In those first decades of research, individuals were studied (mostly in the laboratory) and a wealth of specific findings were compiled on the limits of the human mind. A major focus was human perception and basal mistakes in reasoning; motivations and emotions remained largely unexamined by the dominant psychological schools of the day. In their application, these findings eventually led to the creation of ergonomic jobs and to automation in the area of safety.
Recent research into failure has concentrated on teams and organizational structures. It has recognized that human actions are multi-determined - mistakes occur not only in relation to tasks but to social processes which in turn are influenced by organizational structures. These investigations into entire systems constitute a real advance in the area of failure research. Parallel to this development has been not only a shift in focus on individual slip-ups and their preconditions, but we are now attempting to explain more complex occurrences such as accidents from the standpoint of a multiplicity of individual errors and preconditions. Through an analysis of accidents and malfunctions, we can gain information such as how work in complex professional fields can be organized so that the probability of mistakes is lessened, their consequences minimized, and improvement fostered.
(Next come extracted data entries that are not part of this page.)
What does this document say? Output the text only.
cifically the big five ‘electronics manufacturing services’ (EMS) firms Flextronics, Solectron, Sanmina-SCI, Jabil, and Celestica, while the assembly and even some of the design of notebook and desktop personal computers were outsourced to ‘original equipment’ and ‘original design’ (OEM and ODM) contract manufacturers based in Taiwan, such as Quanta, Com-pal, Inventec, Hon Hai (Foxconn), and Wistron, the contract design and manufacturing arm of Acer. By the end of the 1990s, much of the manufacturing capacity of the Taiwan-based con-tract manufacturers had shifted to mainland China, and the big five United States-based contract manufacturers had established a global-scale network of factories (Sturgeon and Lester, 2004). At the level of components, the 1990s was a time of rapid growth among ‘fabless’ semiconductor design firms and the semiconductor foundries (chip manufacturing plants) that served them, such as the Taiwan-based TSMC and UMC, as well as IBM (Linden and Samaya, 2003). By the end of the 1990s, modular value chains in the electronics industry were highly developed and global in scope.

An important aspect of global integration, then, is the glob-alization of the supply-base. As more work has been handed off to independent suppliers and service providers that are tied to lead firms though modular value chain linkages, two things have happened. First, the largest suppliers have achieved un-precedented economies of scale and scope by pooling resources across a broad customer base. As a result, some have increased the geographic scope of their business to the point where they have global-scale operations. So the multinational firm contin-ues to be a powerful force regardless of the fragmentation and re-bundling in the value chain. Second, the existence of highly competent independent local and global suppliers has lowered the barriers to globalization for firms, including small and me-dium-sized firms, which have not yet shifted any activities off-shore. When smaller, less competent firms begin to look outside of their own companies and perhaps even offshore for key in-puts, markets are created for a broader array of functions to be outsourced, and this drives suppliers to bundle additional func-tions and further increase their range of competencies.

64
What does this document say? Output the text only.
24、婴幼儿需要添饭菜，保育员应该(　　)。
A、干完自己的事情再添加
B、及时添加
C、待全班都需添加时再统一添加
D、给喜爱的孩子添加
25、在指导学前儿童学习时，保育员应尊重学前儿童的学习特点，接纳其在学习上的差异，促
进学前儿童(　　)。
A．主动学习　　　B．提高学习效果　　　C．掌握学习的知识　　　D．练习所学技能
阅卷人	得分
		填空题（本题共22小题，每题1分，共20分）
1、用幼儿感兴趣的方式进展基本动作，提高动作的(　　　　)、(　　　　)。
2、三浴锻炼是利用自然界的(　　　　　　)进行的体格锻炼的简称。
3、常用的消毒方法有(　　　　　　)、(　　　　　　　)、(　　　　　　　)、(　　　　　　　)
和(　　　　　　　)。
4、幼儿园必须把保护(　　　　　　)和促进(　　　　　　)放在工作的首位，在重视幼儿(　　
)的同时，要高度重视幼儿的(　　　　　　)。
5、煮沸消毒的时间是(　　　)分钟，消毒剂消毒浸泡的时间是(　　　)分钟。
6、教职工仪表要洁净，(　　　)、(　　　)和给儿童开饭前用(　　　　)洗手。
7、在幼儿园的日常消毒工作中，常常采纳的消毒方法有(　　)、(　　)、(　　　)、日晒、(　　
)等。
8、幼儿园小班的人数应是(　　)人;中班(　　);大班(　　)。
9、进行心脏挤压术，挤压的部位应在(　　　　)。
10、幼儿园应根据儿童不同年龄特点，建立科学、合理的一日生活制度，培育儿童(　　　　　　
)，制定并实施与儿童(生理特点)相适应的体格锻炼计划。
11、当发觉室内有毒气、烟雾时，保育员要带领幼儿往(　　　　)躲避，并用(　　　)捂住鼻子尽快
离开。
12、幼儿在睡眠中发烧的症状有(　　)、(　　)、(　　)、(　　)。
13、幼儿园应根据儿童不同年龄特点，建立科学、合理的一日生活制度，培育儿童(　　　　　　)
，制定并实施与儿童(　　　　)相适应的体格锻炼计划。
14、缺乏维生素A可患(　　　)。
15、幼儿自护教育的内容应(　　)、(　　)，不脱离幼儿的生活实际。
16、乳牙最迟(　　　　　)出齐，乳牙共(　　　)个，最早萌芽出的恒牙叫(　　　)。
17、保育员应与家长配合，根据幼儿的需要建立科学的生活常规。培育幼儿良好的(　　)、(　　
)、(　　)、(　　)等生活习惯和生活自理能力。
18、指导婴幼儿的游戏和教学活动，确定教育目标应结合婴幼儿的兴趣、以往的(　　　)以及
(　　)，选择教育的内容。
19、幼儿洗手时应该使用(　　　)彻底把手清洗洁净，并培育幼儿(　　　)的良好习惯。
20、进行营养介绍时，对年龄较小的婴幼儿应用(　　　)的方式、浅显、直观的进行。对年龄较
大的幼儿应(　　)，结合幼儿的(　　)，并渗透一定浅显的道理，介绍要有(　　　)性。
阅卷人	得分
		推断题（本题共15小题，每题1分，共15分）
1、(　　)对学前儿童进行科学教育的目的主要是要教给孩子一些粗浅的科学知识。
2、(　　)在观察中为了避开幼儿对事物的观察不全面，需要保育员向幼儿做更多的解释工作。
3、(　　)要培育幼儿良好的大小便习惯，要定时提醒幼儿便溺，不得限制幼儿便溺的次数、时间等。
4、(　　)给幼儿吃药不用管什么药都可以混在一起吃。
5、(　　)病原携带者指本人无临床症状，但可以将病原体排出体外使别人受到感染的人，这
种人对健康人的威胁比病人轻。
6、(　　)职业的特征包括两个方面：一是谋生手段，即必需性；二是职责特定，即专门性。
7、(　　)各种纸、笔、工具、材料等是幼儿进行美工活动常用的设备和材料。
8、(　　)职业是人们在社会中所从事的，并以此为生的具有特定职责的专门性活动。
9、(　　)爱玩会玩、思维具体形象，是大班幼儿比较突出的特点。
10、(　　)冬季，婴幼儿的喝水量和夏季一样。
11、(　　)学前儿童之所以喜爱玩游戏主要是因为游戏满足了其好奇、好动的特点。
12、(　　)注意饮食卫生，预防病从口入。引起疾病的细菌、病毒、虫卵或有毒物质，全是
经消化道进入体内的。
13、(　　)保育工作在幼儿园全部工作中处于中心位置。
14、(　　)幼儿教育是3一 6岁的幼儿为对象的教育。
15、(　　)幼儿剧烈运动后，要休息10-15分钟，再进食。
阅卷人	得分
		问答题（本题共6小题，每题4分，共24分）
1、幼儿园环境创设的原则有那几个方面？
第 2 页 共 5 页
To date there is no theoretical framework allowing us a comprehensive analysis of accidents using a single agreed-upon terminology - the classification of mistakes has hitherto been restricted to cognitive mistakes in individuals. But even if such a framework is developed in the future, motivations, emotions and complex mental processes must invariably be neglected when one is pursuing proof-positive analyses that can stand as evidence in court.
The (European) research dealing with complex problems of the last twenty years has brought to light connections between thinking and motivations and emotions. Using cases from the chemical industry and anesthesiology, I will attempt to show the impact of this research on the analysis of malfunctions and accidents - even if my interpretation must remain of a somewhat speculative nature.
Knowledge about mistakes enhances our understanding of learning processes. Even if people will continue to make mistakes, the creation of complex jobs and better training methods can, with any luck, help us attain greater competence and safety.